Following a series of presentations on apps for tracking COVID-19, a moderator said a common question among participants was why data from big tech companies wasn’t being used to power more solutions.

The White House has had conversations with tech companies like Facebook and Google about data sharing, according to the Washington Post.

The Harvard University and Boston Children’s Hospital epidemiologist John Brownstein described numerous projects for real-time COVID-19 mapping that range from conversational bots that ask questions about COVID-19 symptoms to social media data mining. Research published in Science last month used location and movement data from Baidu to prove the effectiveness of social distancing. Boston Children’s Hospital is working with the CDC to understand the impact of social distancing and areas. There’s also Covid Near You, an adaptation of Flu Near You that asks people how they’re feeling every day to map people exhibiting COVID-19 symptoms.

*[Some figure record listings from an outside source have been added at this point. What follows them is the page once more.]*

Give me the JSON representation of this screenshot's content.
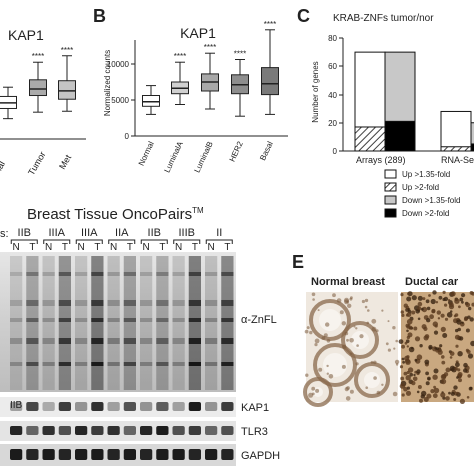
{
  "panels": {
    "A": {
      "letter": "",
      "title": "KAP1",
      "tick_labels": [
        "mal",
        "Tumor",
        "Met"
      ],
      "significance": [
        "",
        "****",
        "****"
      ]
    },
    "B": {
      "letter": "B",
      "title": "KAP1",
      "ylabel": "Normalized counts",
      "yticks": [
        "10000",
        "5000",
        "0"
      ],
      "significance": [
        "",
        "****",
        "****",
        "****",
        "****"
      ]
    },
    "C": {
      "letter": "C",
      "title": "KRAB-ZNFs tumor/nor",
      "ylabel": "Number of genes",
      "yticks": [
        "80",
        "60",
        "40",
        "20",
        "0"
      ],
      "legend": [
        "Up >1.35-fold",
        "Up >2-fold",
        "Down >1.35-fold",
        "Down >2-fold"
      ]
    },
    "D": {
      "title": "Breast Tissue OncoPairs",
      "title_sup": "TM",
      "stages": [
        "IIB",
        "IIIA",
        "IIIA",
        "IIA",
        "IIB",
        "IIIB",
        "II"
      ],
      "lane_letters": [
        "N",
        "T",
        "N",
        "T",
        "N",
        "T",
        "N",
        "T",
        "N",
        "T",
        "N",
        "T",
        "N",
        "T"
      ],
      "blot_labels": [
        "α-ZnFL",
        "KAP1",
        "TLR3",
        "GAPDH"
      ],
      "lower_stages": [
        "IIB"
      ],
      "left_partial": "s:"
    },
    "E": {
      "letter": "E",
      "tissue_labels": [
        "Normal breast",
        "Ductal car"
      ]
    }
  },
  "chart_data": [
    {
      "type": "box",
      "panel": "A",
      "title": "KAP1",
      "categories": [
        "mal",
        "Tumor",
        "Met"
      ],
      "boxes": [
        {
          "min": 2200,
          "q1": 3300,
          "median": 3900,
          "q3": 4600,
          "max": 5600
        },
        {
          "min": 2900,
          "q1": 4700,
          "median": 5400,
          "q3": 6400,
          "max": 8300
        },
        {
          "min": 3000,
          "q1": 4300,
          "median": 5200,
          "q3": 6300,
          "max": 9000
        }
      ],
      "ylim": [
        0,
        12000
      ]
    },
    {
      "type": "box",
      "panel": "B",
      "title": "KAP1",
      "ylabel": "Normalized counts",
      "categories": [
        "Normal",
        "LuminalA",
        "LuminalB",
        "HER2",
        "Basal"
      ],
      "boxes": [
        {
          "min": 2400,
          "q1": 3300,
          "median": 3800,
          "q3": 4500,
          "max": 5600
        },
        {
          "min": 3500,
          "q1": 4700,
          "median": 5300,
          "q3": 6000,
          "max": 8200
        },
        {
          "min": 3000,
          "q1": 5000,
          "median": 6000,
          "q3": 6900,
          "max": 9200
        },
        {
          "min": 2200,
          "q1": 4700,
          "median": 5700,
          "q3": 6800,
          "max": 8500
        },
        {
          "min": 2400,
          "q1": 4600,
          "median": 5800,
          "q3": 7600,
          "max": 11800
        }
      ],
      "ylim": [
        0,
        12000
      ]
    },
    {
      "type": "bar",
      "panel": "C",
      "title": "KRAB-ZNFs tumor/nor",
      "ylabel": "Number of genes",
      "categories": [
        "Arrays (289)",
        "RNA-Se"
      ],
      "series": [
        {
          "name": "Up >1.35-fold",
          "values": [
            70,
            28
          ]
        },
        {
          "name": "Up >2-fold",
          "values": [
            17,
            3
          ]
        },
        {
          "name": "Down >1.35-fold",
          "values": [
            70,
            20
          ]
        },
        {
          "name": "Down >2-fold",
          "values": [
            21,
            5
          ]
        }
      ],
      "ylim": [
        0,
        80
      ]
    }
  ]
}
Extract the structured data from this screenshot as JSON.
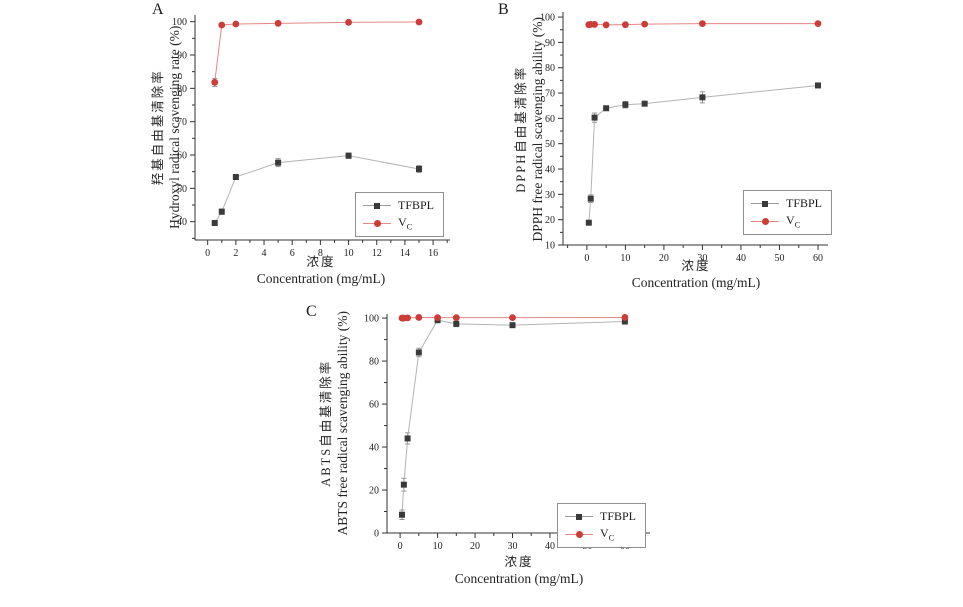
{
  "figure_type": "three-panel line/scatter figure, antioxidant scavenging assays",
  "colors": {
    "background": "#ffffff",
    "axis": "#333333",
    "tick_text": "#222222",
    "tfbpl_marker": "#3a3a3a",
    "tfbpl_line": "#b3b3b3",
    "vc_marker": "#cd3c37",
    "vc_line": "#e08a85",
    "error_bar": "#7a7a7a",
    "legend_border": "#8f8f8f"
  },
  "legend": {
    "tfbpl": "TFBPL",
    "vc_main": "V",
    "vc_sub": "C"
  },
  "chart_data": [
    {
      "id": "A",
      "type": "line",
      "panel_label": "A",
      "ylabel_cn": "羟基自由基清除率",
      "ylabel_en": "Hydroxyl radical scavenging rate (%)",
      "xlabel_cn": "浓度",
      "xlabel_en": "Concentration (mg/mL)",
      "x": [
        0.5,
        1,
        2,
        5,
        10,
        15
      ],
      "series": [
        {
          "name": "TFBPL",
          "values": [
            39.6,
            43.0,
            53.4,
            57.7,
            59.8,
            55.8
          ],
          "errors": [
            0.6,
            0.8,
            0.7,
            1.2,
            0.8,
            1.0
          ]
        },
        {
          "name": "VC",
          "values": [
            81.8,
            99.0,
            99.3,
            99.5,
            99.8,
            99.9
          ],
          "errors": [
            1.2,
            0.5,
            0.4,
            0.4,
            0.3,
            0.3
          ]
        }
      ],
      "xlim": [
        -0.9,
        17.2
      ],
      "ylim": [
        34.5,
        102
      ],
      "xticks": [
        0,
        2,
        4,
        6,
        8,
        10,
        12,
        14,
        16
      ],
      "yticks": [
        40,
        50,
        60,
        70,
        80,
        90,
        100
      ],
      "x_minor_step": 1,
      "y_minor_step": 5,
      "grid": false,
      "legend_entries": [
        "TFBPL",
        "VC"
      ],
      "legend_position": "bottom-right"
    },
    {
      "id": "B",
      "type": "line",
      "panel_label": "B",
      "ylabel_cn": "DPPH自由基清除率",
      "ylabel_en": "DPPH free radical scavenging ability (%)",
      "xlabel_cn": "浓度",
      "xlabel_en": "Concentration (mg/mL)",
      "x": [
        0.5,
        1,
        2,
        5,
        10,
        15,
        30,
        60
      ],
      "series": [
        {
          "name": "TFBPL",
          "values": [
            18.8,
            28.3,
            60.3,
            64.0,
            65.4,
            65.8,
            68.3,
            73.0
          ],
          "errors": [
            0.8,
            1.5,
            1.8,
            0.6,
            1.3,
            0.8,
            2.2,
            0.8
          ]
        },
        {
          "name": "VC",
          "values": [
            97.0,
            97.1,
            97.1,
            96.9,
            97.0,
            97.2,
            97.4,
            97.4
          ],
          "errors": [
            0.3,
            0.3,
            0.3,
            0.3,
            0.3,
            0.3,
            0.3,
            0.3
          ]
        }
      ],
      "xlim": [
        -6.2,
        62.6
      ],
      "ylim": [
        10,
        102
      ],
      "xticks": [
        0,
        10,
        20,
        30,
        40,
        50,
        60
      ],
      "yticks": [
        10,
        20,
        30,
        40,
        50,
        60,
        70,
        80,
        90,
        100
      ],
      "x_minor_step": 5,
      "y_minor_step": 5,
      "grid": false,
      "legend_entries": [
        "TFBPL",
        "VC"
      ],
      "legend_position": "bottom-right"
    },
    {
      "id": "C",
      "type": "line",
      "panel_label": "C",
      "ylabel_cn": "ABTS自由基清除率",
      "ylabel_en": "ABTS free radical scavenging ability (%)",
      "xlabel_cn": "浓度",
      "xlabel_en": "Concentration (mg/mL)",
      "x": [
        0.5,
        1,
        2,
        5,
        10,
        15,
        30,
        60
      ],
      "series": [
        {
          "name": "TFBPL",
          "values": [
            8.5,
            22.5,
            44.0,
            84.0,
            99.0,
            97.3,
            96.7,
            98.4
          ],
          "errors": [
            2.2,
            3.0,
            2.6,
            2.0,
            1.0,
            1.3,
            1.0,
            0.9
          ]
        },
        {
          "name": "VC",
          "values": [
            100.0,
            100.0,
            100.1,
            100.3,
            100.2,
            100.2,
            100.2,
            100.3
          ],
          "errors": [
            0.2,
            0.2,
            0.2,
            0.2,
            0.2,
            0.2,
            0.2,
            0.2
          ]
        }
      ],
      "xlim": [
        -3.5,
        66.7
      ],
      "ylim": [
        0,
        101.9
      ],
      "xticks": [
        0,
        10,
        20,
        30,
        40,
        50,
        60
      ],
      "yticks": [
        0,
        20,
        40,
        60,
        80,
        100
      ],
      "x_minor_step": 5,
      "y_minor_step": 10,
      "grid": false,
      "legend_entries": [
        "TFBPL",
        "VC"
      ],
      "legend_position": "bottom-right"
    }
  ]
}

Since its launch last week, COVID Near You has been used more than 250,000 times, and was built with engineering time donated by Google, Facebook, and Airbnb.

Cooperation from tech companies is “great as I’ve ever seen at any point in time,” Brownstein said, but he added that they remain under the same privacy and data pressure they’ve faced in the past several years.

Brownstein called the idea of a national surveillance tracking app unlikely without federal government action.

“It would be hard to do some of the same types of app-based approaches that we saw in [South] Korea, Israel, and other places without really major federal support, and I think that’s where there’s potentially a little bit of a disconnect between what’s happening at the federal government level and what they’re trying to push in terms of an app-based contact tracing approach,” Brownstein said.

Tibshirani said he’s also working with Google on an ILI survey that’s collected about a million responses in the past week or so from people about how they’re feeling.

“I think it requires a giant like Google or another kind of really big tech company, and I think there are many others of these in the works to adopt one survey or mode of surveillance and just make it available to everybody. I think that would be really beneficial to the entire community and so we’re working on making that happen,” he said.

Researchers focused on epidemiological models described a sense of urgency to tweak and adapt models before communities in the southern hemisphere see a rise in cases as they enter fall and winter seasons. Scholars with opinions on all sides of the surveillance spectrum also described some optimism about cooperation happening between academic journals, businesses, and researchers in response to COVID-19.